If Mr. Perry is a true proponent of states’ rights, not to mention if he wants to prove to Christians that the repentance he urged at his much-vilified prayer event was sincere, he has a moral obligation to act on behalf of both the sanctity of life and states’ rights.

Texan Wayne Hamilton, an aide to Mr. Perry, was a key adviser in our victorious judicial retention election here in Iowa last year, which ousted three judges who had attempted to violate their oaths of office to uphold and defend the Constitution, so you would think Mr. Perry understands what’s at stake here.

That’s why this election isn’t just about beating President Obama; it’s really about preserving the American way of life. Since Ronald Reagan’s first term challenged the very core of the American left, the left has been steadily and forcefully advancing its mission of remaking this country in the image of every other failed system of government known to man. And it’s happened in Republican and Democrat administrations; only the pace of the slouch toward Western Europe has varied.

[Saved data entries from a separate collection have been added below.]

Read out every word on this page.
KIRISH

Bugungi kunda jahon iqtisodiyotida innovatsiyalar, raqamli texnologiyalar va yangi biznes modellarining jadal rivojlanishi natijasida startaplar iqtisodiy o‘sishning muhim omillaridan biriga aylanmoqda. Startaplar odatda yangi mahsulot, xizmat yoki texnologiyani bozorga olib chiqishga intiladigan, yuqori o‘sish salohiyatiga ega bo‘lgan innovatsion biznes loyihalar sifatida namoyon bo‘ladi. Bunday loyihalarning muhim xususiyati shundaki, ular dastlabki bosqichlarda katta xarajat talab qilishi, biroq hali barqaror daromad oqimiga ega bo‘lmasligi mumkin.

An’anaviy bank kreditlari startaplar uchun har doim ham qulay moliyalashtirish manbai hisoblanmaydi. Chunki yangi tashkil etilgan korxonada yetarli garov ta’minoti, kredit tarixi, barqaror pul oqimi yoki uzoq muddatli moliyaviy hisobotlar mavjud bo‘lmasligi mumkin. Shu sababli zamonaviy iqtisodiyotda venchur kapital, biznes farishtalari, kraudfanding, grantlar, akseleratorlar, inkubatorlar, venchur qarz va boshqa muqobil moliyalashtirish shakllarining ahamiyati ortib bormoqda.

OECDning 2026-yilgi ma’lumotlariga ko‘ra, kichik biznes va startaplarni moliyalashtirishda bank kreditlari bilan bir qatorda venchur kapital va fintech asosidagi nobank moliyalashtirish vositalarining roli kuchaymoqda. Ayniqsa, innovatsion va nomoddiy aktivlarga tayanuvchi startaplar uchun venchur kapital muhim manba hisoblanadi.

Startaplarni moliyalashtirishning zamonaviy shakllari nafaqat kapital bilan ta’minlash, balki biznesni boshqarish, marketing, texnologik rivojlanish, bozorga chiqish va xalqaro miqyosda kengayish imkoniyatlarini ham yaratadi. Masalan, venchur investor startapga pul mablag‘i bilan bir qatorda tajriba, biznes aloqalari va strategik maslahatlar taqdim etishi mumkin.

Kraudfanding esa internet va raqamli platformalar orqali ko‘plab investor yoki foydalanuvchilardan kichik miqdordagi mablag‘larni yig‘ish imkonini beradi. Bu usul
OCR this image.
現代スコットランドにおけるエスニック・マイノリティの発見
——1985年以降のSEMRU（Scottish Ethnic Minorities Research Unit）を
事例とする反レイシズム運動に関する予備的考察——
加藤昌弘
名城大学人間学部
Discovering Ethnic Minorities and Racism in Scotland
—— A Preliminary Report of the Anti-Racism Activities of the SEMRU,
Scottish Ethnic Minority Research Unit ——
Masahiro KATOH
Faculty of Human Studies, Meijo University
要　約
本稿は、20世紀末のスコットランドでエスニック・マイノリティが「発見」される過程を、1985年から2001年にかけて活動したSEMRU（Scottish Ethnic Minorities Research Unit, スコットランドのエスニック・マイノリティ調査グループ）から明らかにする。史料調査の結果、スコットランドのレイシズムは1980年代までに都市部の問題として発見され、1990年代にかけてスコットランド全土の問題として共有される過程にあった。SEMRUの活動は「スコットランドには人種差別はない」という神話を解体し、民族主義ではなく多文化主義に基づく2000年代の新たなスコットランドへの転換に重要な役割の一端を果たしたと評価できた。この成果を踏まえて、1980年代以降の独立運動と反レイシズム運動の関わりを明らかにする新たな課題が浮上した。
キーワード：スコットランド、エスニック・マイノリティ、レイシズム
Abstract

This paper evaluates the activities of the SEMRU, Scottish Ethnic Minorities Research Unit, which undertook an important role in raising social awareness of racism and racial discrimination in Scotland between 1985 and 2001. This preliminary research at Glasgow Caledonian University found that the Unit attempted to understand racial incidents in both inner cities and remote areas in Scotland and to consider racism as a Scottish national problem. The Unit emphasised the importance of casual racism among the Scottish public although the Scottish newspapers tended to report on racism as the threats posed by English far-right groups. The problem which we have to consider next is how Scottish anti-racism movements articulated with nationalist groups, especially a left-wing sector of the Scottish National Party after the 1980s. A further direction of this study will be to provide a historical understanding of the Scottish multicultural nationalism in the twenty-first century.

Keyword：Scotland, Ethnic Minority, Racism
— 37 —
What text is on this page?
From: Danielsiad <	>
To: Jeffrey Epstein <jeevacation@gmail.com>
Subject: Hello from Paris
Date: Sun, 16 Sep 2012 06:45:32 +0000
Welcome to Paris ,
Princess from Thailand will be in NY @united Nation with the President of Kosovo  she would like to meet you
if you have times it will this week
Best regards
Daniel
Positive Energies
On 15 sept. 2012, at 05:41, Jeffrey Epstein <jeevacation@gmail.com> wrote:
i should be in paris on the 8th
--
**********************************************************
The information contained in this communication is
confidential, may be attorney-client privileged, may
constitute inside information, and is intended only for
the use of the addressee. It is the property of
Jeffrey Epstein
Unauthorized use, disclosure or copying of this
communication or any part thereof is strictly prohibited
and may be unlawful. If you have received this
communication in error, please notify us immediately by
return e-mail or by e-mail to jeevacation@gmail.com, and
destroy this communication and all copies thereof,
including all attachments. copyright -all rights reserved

Beating Mr. Obama is a necessary step toward preserving our way of life, but the battle hardly ends there. The left has an entire generation head-start on those of us who believe in limited government, individual liberty and Judeo-Christian ethics. To replace Mr. Obama with a Republican whose philosophy of governance leaves the left’s power structure in place will make for another meaningless election in the long run.

We don’t need positional Republicans, conservatives or even this emerging new breed of “conservatarians.” What we need is someone with the courage of conviction to challenge the system - someone who will not just stop the new bad stuff the left wants to do but will fight back to repeal all of the old bad stuff it already has done. Our very survival as a civilization - not just the next election cycle - is really what’s at stake.

In other words, we need someone who is truly “Fed Up,” as Mr. Perry claims to be in the title of his recent book.

Steve Deace is a nationally-syndicated radio host who began his career with 1040-WHO in Des Moines, where Ronald Reagan began his broadcasting career.